The film showed a 38-year-old Bergman during a creative storm and depicted that time as one of the heights of his career. On a restricted diet of savoury crackers on account of a stomach ulcer, and sometimes forced to work from his hospital bed, Bergman nonetheless managed to premier four works in Stockholm’s national theatre, his first series for Swedish TV and two of his cinematic masterpieces: Det sjunde inseglet (The Seventh Seal) and Smultronstället (Wild Strawberries).
The film relates the journey made by ageing Professor Borg from Stockholm to Lund, with his daughter-in-law for company. Dr Borg’s journey is at once a formal and symbolic reflection on the director’s childhood as it is a reflection on memory, the passage of time and the fragility of life. The film had an immediate impact and was hailed as a masterpiece during the year of its release.

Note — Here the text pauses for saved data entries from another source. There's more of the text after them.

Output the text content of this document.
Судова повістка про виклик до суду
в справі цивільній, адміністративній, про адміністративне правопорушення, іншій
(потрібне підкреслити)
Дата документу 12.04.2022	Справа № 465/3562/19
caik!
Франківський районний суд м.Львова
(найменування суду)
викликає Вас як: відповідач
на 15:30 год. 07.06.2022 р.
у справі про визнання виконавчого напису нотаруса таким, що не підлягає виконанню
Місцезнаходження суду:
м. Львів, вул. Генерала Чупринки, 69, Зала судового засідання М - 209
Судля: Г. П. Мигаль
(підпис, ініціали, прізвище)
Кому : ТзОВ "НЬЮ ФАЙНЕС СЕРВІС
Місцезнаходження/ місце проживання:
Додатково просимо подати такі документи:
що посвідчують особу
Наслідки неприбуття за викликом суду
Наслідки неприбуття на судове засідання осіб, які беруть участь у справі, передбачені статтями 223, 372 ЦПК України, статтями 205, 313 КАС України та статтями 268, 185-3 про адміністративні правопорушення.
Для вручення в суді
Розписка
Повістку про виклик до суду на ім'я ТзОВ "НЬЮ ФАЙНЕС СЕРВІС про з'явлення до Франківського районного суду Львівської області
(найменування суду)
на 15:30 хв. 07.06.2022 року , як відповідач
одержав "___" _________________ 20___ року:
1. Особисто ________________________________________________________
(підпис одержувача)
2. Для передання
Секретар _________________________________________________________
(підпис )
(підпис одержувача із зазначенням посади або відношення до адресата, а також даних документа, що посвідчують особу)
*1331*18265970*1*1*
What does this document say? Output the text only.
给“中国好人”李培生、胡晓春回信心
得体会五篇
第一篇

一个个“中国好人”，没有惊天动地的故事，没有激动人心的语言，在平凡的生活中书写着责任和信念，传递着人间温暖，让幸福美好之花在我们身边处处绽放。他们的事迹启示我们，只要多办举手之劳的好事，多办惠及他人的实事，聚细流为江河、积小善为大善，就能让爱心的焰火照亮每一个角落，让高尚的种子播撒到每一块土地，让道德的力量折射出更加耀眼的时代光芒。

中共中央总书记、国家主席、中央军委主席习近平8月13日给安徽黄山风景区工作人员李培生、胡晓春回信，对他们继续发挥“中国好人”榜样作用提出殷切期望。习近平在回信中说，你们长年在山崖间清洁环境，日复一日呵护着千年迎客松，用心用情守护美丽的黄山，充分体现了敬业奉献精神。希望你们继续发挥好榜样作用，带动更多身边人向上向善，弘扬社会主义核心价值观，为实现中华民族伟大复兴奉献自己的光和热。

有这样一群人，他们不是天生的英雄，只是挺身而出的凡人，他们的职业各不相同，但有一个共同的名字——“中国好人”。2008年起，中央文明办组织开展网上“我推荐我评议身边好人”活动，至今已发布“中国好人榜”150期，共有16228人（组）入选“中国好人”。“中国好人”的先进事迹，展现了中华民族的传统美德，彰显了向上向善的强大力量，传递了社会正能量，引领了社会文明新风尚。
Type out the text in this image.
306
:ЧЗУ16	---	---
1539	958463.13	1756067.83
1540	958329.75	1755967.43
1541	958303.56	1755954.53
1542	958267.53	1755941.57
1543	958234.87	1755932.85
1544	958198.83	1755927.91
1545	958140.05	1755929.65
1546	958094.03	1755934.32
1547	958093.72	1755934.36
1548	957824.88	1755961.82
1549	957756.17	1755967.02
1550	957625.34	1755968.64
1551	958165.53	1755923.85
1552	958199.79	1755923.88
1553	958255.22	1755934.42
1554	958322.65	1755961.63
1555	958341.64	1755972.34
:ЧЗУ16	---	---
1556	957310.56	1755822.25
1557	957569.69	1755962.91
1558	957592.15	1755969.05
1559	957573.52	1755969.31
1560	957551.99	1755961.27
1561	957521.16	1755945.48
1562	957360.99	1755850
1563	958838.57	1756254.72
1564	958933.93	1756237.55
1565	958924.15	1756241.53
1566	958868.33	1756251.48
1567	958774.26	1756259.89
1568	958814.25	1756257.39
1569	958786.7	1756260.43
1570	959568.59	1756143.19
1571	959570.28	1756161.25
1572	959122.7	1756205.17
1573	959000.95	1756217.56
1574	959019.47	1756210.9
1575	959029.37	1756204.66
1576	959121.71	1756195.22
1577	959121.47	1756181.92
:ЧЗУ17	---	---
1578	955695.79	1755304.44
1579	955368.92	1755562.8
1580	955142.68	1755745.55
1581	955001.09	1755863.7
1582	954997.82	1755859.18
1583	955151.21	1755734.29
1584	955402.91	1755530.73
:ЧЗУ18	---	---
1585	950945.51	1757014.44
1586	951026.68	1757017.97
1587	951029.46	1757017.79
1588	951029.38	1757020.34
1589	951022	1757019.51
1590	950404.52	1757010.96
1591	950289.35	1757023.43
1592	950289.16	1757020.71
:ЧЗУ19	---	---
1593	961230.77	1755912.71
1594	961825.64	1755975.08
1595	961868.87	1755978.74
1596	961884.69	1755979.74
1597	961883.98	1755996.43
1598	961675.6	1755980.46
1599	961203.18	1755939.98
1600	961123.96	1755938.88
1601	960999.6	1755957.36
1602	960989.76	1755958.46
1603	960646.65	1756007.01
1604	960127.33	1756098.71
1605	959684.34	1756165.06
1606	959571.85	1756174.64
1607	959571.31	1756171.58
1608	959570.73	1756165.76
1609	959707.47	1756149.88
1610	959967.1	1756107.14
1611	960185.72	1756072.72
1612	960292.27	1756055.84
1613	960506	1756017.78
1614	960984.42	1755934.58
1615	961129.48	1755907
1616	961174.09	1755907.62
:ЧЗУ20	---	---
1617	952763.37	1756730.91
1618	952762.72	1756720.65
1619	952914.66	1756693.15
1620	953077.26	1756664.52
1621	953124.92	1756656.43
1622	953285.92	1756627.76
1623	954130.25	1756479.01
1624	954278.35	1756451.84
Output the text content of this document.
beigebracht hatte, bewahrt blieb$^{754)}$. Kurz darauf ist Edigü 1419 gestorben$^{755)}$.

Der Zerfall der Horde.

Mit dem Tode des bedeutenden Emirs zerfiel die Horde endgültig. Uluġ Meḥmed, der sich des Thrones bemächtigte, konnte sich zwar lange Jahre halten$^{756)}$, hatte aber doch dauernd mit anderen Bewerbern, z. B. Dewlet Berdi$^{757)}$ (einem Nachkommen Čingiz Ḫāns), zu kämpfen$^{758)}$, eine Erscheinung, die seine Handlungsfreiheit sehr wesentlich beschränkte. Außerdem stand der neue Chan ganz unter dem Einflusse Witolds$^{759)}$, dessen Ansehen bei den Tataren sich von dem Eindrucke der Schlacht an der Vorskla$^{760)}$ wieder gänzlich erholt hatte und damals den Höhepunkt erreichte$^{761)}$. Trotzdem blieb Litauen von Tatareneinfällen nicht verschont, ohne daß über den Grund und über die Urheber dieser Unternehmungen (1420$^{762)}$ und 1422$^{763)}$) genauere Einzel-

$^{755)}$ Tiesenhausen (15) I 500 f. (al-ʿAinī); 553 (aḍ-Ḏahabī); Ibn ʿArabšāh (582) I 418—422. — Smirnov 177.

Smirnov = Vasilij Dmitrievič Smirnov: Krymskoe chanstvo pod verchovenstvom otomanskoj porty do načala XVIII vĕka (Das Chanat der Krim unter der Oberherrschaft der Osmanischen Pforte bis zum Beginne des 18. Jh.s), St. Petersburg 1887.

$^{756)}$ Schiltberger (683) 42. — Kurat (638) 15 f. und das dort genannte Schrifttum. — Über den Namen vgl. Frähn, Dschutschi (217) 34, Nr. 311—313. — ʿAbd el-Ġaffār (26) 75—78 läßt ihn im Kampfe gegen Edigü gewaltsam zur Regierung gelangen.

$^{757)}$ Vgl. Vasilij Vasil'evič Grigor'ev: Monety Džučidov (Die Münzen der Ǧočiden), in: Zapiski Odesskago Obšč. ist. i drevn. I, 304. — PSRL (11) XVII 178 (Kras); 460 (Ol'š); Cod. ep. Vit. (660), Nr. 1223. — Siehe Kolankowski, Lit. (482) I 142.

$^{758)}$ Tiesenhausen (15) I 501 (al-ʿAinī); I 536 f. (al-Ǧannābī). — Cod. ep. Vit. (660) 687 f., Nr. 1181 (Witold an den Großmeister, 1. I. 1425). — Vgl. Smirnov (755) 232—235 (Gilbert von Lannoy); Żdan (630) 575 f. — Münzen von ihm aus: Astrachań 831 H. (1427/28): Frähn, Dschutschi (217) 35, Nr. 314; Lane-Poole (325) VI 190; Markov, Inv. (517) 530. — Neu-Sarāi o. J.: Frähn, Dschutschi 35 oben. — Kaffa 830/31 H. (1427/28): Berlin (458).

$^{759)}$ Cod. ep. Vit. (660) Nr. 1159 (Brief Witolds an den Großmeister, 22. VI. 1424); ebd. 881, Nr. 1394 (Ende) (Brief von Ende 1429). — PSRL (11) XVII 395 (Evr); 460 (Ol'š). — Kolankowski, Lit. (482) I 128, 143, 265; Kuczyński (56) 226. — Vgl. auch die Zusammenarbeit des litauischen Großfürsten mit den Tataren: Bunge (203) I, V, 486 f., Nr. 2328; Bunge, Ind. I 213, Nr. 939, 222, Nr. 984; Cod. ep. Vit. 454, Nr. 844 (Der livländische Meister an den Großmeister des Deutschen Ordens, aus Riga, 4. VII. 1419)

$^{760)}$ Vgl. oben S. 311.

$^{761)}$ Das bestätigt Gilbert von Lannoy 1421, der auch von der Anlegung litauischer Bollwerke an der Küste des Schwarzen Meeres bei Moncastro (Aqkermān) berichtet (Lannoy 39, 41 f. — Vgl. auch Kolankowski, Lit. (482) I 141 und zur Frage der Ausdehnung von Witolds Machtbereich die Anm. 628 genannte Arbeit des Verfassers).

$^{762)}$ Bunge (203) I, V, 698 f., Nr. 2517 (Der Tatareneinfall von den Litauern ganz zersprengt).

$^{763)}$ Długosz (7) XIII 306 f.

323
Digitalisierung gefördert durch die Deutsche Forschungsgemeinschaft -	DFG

The work's narrative and visual power is further boosted by a stellar cast. Victor Sjöström made his final appearance on the big screen alongside now-classic names in Bergman's filmography including Bibi Andersson, Ingrid Thulin, Gunnar Björnstrand and Max von Sydow.
Smultronstället (Wild Strawberries) was nominated for an Academy Award for Best Original Screenplay and won the Golden Globe for Best Foreign Language Film and the Golden Bear for Best Film at the Berlin Film Festival.